It’s always a difficult issue this one – should we revert to Greenwich Mean Time, as we have just done this last night and so by “gained” an hour, or should we continue year round in British Summer Time, one hour in advance of GMT?
It set me thinking about just what effect this has on us here on the farm. Guided by the clock, we get up about 6.30am but have had to wait recently until later each morning before we can feed the animals. Before about 7.45am they are still fast asleep. However, this year, we have no children to get up for school and no frantic scramble to get animals fed before bundling boys into the car. Not quite such a mad rush therefore and we have waited a little longer without anxiety. While this means a slightly more leisurely start in the mornings it does make for a shorter day since I was then not finishing feeding until 9am-ish. Normally, with children on a tight morning schedule, this would have been impossible without my husband doing the school run.
At the end of the day it has been easy to go out in the afternoon and get back in good time to feed the animals. From today, if I spend the afternoon weaving at Coldharbour Mill, I shall have to make a mad dash back to feed the goats during the day light. If I get back “when it’s dimpsy” – to use a Devon word ( “getting dark”), the goats are settling down for the night. I will not feed in the dark by putting on artificial light. Once the goats are in kid, as they soon will be I hope, I follow a fairly strict policy of natural daylight only except during an emergency. This continues of course when the sheep come in for shearing at Christmas. So far the policy has served me well with the vast majority of goat kids and lambs born during daylight hours.

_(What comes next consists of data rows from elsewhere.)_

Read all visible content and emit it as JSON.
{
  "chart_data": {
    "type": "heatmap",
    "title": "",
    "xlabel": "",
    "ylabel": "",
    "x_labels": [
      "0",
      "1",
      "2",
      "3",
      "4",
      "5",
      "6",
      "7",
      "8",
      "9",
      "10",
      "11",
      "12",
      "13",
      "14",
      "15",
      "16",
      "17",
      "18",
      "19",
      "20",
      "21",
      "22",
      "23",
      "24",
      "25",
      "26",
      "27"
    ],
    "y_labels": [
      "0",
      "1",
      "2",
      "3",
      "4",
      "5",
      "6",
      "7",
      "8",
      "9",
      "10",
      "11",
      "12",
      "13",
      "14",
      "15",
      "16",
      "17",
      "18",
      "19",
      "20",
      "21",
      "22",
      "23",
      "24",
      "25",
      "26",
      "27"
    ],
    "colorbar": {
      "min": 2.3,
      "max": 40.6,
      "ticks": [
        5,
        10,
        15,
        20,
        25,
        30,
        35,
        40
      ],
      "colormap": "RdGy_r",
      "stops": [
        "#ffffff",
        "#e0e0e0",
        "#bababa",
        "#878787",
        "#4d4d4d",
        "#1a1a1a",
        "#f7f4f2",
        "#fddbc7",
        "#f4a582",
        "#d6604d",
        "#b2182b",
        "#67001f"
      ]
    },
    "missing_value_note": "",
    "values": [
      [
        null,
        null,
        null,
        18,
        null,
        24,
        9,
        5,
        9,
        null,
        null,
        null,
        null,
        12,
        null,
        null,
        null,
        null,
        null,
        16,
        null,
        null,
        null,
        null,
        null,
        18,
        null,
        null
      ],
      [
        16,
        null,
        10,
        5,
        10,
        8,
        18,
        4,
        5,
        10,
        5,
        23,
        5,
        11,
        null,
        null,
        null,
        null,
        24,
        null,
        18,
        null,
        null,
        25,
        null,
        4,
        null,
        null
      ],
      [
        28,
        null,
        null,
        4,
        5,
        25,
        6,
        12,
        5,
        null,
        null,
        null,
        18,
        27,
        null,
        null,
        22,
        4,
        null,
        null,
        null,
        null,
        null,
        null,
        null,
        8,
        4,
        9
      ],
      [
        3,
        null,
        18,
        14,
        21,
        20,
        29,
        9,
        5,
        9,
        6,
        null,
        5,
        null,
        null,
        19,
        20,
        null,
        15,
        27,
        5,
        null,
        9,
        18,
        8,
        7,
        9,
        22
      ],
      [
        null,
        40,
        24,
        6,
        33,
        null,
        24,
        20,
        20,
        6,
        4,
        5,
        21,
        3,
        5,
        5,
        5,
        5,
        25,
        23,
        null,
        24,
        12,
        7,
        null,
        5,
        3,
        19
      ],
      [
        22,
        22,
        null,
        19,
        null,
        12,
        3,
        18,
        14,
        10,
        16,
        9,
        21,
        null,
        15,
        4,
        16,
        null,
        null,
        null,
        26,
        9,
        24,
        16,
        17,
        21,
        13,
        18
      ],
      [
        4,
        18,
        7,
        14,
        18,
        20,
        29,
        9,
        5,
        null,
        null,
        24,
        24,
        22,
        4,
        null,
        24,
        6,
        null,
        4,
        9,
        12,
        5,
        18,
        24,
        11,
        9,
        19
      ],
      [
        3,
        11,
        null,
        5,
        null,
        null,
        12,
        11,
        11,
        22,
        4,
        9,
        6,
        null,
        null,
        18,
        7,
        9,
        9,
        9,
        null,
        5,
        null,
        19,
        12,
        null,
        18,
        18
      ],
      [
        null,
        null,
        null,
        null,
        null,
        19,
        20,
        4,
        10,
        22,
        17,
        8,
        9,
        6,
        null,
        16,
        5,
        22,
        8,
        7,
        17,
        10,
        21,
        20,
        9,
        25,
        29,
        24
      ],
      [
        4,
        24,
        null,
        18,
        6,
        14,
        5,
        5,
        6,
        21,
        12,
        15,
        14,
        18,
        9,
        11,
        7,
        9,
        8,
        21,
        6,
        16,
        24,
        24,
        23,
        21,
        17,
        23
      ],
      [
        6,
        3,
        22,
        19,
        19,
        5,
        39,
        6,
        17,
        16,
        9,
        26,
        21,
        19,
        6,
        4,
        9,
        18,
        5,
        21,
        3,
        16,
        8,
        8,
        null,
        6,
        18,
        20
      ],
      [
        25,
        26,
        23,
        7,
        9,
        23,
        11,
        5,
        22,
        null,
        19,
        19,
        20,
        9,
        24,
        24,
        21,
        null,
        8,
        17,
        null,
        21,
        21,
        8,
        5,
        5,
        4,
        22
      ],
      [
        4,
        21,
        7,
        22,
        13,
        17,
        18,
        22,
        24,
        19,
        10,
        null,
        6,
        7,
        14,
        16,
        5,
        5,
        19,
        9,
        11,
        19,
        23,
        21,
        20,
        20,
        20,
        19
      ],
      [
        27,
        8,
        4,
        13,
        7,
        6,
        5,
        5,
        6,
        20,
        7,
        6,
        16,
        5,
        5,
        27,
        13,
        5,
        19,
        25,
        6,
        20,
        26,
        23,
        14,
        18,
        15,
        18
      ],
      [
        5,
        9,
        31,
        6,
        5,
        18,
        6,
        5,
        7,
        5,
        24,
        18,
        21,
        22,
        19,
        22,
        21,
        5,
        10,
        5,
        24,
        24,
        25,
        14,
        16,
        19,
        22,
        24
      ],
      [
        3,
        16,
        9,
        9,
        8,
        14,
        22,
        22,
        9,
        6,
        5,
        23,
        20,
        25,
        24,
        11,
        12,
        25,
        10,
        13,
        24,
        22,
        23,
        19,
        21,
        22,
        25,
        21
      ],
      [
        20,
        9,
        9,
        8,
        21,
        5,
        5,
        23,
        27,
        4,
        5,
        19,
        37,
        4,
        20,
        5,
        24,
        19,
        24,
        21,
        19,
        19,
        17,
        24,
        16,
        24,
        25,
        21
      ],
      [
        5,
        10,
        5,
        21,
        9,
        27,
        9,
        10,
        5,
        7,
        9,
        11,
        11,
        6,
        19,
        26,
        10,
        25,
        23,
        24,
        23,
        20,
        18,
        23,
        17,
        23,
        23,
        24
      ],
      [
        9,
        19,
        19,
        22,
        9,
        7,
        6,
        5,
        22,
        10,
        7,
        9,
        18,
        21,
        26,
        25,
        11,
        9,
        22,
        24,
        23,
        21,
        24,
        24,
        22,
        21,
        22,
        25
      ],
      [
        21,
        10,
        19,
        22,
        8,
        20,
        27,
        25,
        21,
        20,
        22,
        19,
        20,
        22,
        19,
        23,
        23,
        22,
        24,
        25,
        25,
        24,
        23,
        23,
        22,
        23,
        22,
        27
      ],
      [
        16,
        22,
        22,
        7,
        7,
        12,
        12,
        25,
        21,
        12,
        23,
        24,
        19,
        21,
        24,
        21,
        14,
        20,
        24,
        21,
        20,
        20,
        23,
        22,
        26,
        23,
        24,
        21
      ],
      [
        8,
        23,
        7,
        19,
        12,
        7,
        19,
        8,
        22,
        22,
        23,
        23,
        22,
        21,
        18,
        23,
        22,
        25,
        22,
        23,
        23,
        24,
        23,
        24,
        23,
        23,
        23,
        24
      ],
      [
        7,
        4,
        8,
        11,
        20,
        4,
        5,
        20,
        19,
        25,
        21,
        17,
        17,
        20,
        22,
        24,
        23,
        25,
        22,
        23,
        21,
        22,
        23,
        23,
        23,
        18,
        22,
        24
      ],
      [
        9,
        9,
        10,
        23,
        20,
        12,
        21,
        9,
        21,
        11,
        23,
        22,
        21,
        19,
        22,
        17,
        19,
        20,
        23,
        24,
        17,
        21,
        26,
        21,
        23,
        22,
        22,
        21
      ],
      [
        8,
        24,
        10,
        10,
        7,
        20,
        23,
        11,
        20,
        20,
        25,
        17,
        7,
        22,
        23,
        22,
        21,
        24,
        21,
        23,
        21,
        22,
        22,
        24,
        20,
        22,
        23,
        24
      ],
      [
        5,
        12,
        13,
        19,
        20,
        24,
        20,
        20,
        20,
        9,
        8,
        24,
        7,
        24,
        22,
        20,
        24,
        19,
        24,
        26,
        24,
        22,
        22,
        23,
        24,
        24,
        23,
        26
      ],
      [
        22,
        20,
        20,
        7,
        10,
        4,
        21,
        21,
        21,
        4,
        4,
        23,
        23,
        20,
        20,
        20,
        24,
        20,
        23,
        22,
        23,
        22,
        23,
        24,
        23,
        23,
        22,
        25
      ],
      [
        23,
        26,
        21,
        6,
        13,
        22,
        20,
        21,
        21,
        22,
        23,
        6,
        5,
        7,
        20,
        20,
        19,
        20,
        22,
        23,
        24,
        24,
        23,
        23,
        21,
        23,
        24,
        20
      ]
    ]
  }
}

I suppose this just reinforces the fact that, whatever we as humans ordain in society, the animals work to a different rhythm and for those that work with them the odd hour here or there is an inconvenience we must live with.
The goats and sheep get up with the sun and go to bed with the sun. Seeing them come into the barn in the evening, have a mouthful of good hay and then settle down sleepily with their family of last year’s kids is always an enormous pleasure. Likewise I love to see who is late getting up in the mornings. There are several animals which consistently make my heart skip a beat when I go down to them first thing. They are laid out flat, not moving, while others are eating, stretching and moving about. Fearing the worst I inevitably get caught out when I approach and they leap up, startled out of deep sleep!
I often wonder how things were here for farmers in earlier times. Daylight Saving was introduced in 1916, the middle of the First World War, largely to help conserve precious coal stocks. I imagine it made not a scrap of difference to the farmer here. Even his children, walking the 2 miles along the valley bottom to Oakford Village School, would have gone off by themselves and returned the same way. He and his workers would have gone on at the same time and pace as before. So not much has changed really – has it?